My heart is finished.
I’m no longer here.
I’m just going to write and say hello.
Lean on a shoulder or two.
But I’m done loving,
I’m done caring.
I’m simply done.

How hollow that feeling is,
the one where you just look back
and see forever staring you in the face,
mocking you.
Foolish girl.
Idiot.
Heart on your sleeve wearing you out.
A backbone made of Jell-O.
Too nice to open your mouth and proclaim
how stung you are.
But willing to sit back and let it happen over
and over and over again.
Boy, Red you’re a piece of work.
Idiot, empty, hollow, foolish girl.

Tuesday, October 03, 2006

Like I don't have enough to do. . .

I was told I should look into this. . . National Novel Writing Month. Click it and you can roll your eyes at me later!

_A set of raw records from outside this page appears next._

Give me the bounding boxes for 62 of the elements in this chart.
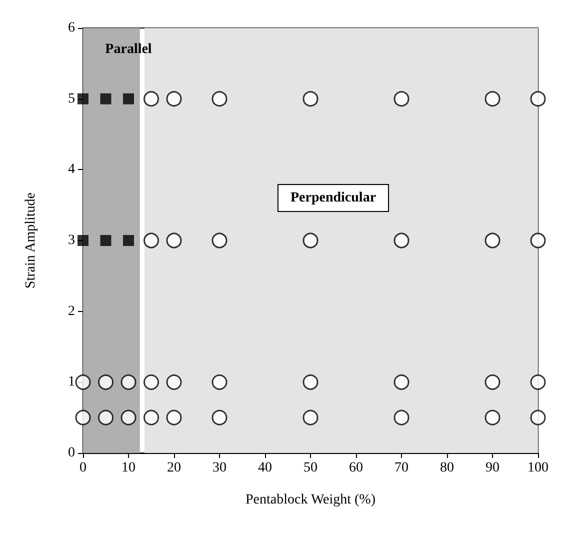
point	[100, 93, 112, 104]
y-axis-title: Strain Amplitude	[24, 192, 38, 289]
point	[98, 374, 114, 390]
annotation: Perpendicular	[290, 190, 376, 206]
point	[144, 232, 159, 248]
x-axis-title: Pentablock Weight (%)	[245, 492, 376, 508]
point	[78, 93, 88, 104]
point	[120, 374, 136, 390]
point	[120, 410, 136, 426]
point	[530, 91, 546, 107]
point	[394, 374, 410, 390]
point	[123, 93, 134, 104]
point	[302, 410, 318, 426]
point	[144, 91, 159, 107]
point	[123, 235, 134, 246]
point	[212, 232, 228, 248]
x-tick-label: 100	[528, 460, 548, 476]
point	[166, 232, 182, 248]
annotation: Parallel	[105, 42, 152, 57]
point	[530, 374, 546, 390]
point	[98, 410, 114, 426]
point	[302, 374, 318, 390]
point	[100, 235, 112, 246]
point	[212, 374, 228, 390]
point	[75, 410, 91, 426]
point	[75, 374, 91, 390]
y-tick-label: 2	[68, 304, 75, 319]
point	[484, 410, 500, 426]
point	[394, 232, 410, 248]
point	[212, 410, 228, 426]
point	[484, 232, 500, 248]
y-tick-label: 1	[68, 374, 75, 390]
point	[78, 235, 88, 246]
point	[144, 374, 159, 390]
x-tick-label: 0	[80, 460, 86, 476]
point	[212, 91, 228, 107]
y-tick-label: 0	[68, 446, 75, 460]
x-tick-label: 40	[258, 460, 272, 476]
point	[394, 410, 410, 426]
x-tick-label: 80	[440, 460, 454, 476]
point	[302, 91, 318, 107]
point	[394, 91, 410, 107]
x-tick-label: 70	[394, 460, 408, 476]
x-tick-label: 30	[212, 460, 226, 476]
x-tick-label: 90	[486, 460, 500, 476]
point	[144, 410, 159, 426]
point	[166, 410, 182, 426]
y-tick-label: 5	[68, 91, 75, 106]
x-tick-label: 20	[167, 460, 181, 476]
x-tick-label: 60	[349, 460, 363, 476]
point	[530, 232, 546, 248]
point	[484, 374, 500, 390]
y-tick-label: 3	[68, 233, 75, 248]
point	[302, 232, 318, 248]
point	[166, 374, 182, 390]
y-tick-label: 4	[68, 162, 75, 178]
x-tick-label: 50	[304, 460, 318, 476]
y-tick-label: 6	[68, 20, 75, 36]
point	[484, 91, 500, 107]
point	[166, 91, 182, 107]
point	[530, 410, 546, 426]
x-tick-label: 10	[122, 460, 136, 476]
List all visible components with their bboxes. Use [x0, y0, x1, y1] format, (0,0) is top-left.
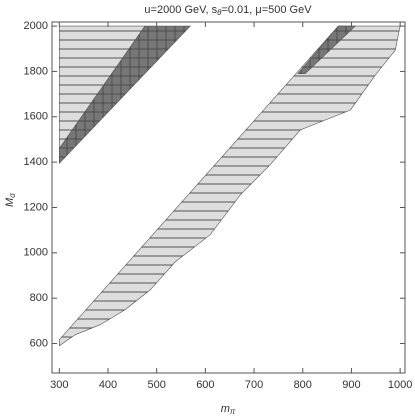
y-tick-label: 2000: [24, 20, 48, 32]
x-tick-label: 900: [342, 379, 360, 391]
x-tick-label: 300: [50, 379, 68, 391]
region-hatch: [59, 26, 401, 346]
frame: [51, 21, 406, 374]
plot-area: [59, 25, 401, 347]
y-axis-label: Mσ: [4, 192, 17, 207]
x-tick-label: 800: [294, 379, 312, 391]
y-tick-label: 1200: [24, 201, 48, 213]
region-hatch: [59, 26, 191, 164]
x-tick-label: 700: [245, 379, 263, 391]
x-tick-label: 600: [196, 379, 214, 391]
y-tick-label: 600: [30, 337, 48, 349]
x-tick-label: 500: [148, 379, 166, 391]
y-tick-label: 1400: [24, 156, 48, 168]
x-axis-label: mπ: [221, 403, 236, 416]
region-hatch: [297, 26, 356, 74]
chart-title: u=2000 GeV, sθ=0.01, μ=500 GeV: [144, 4, 312, 17]
y-tick-label: 1600: [24, 111, 48, 123]
x-tick-label: 400: [99, 379, 117, 391]
y-tick-label: 1000: [24, 247, 48, 259]
y-tick-label: 1800: [24, 65, 48, 77]
y-tick-label: 800: [30, 292, 48, 304]
x-tick-label: 1000: [388, 379, 412, 391]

Yeap. . .50,000 words in a month! *grins* If I don't do it then okay, that's life. But you know I'm going to try! I have so many ideas, sometimes though I admit they are hard to form into words.

The Chain Story about Laresa the Genie is like that. I thought of this great chain, wrote chapter one and then my mind went blank. Eventually, I did come up with my next addition to the chain, which will be Ch. 9 when it comes out. But I had to consult with other writers on the chain to help me get it into focus. Here's a link to the page where you can scroll down and find the chapters for Laresa's World. As you can see, chapters are written by different writers and these are some excellent folks!

The surgery date is slowly creeping up. . . I do have my preop testing and preop class on Monday and Tuesday. I have cold, damn it! I want to be healthy when I take that freakin' breathing test, so I can pass it. LOL. :D

Live your day today with an extra skip, oh and if you see a pretty flower, sniff it after you check for BEES!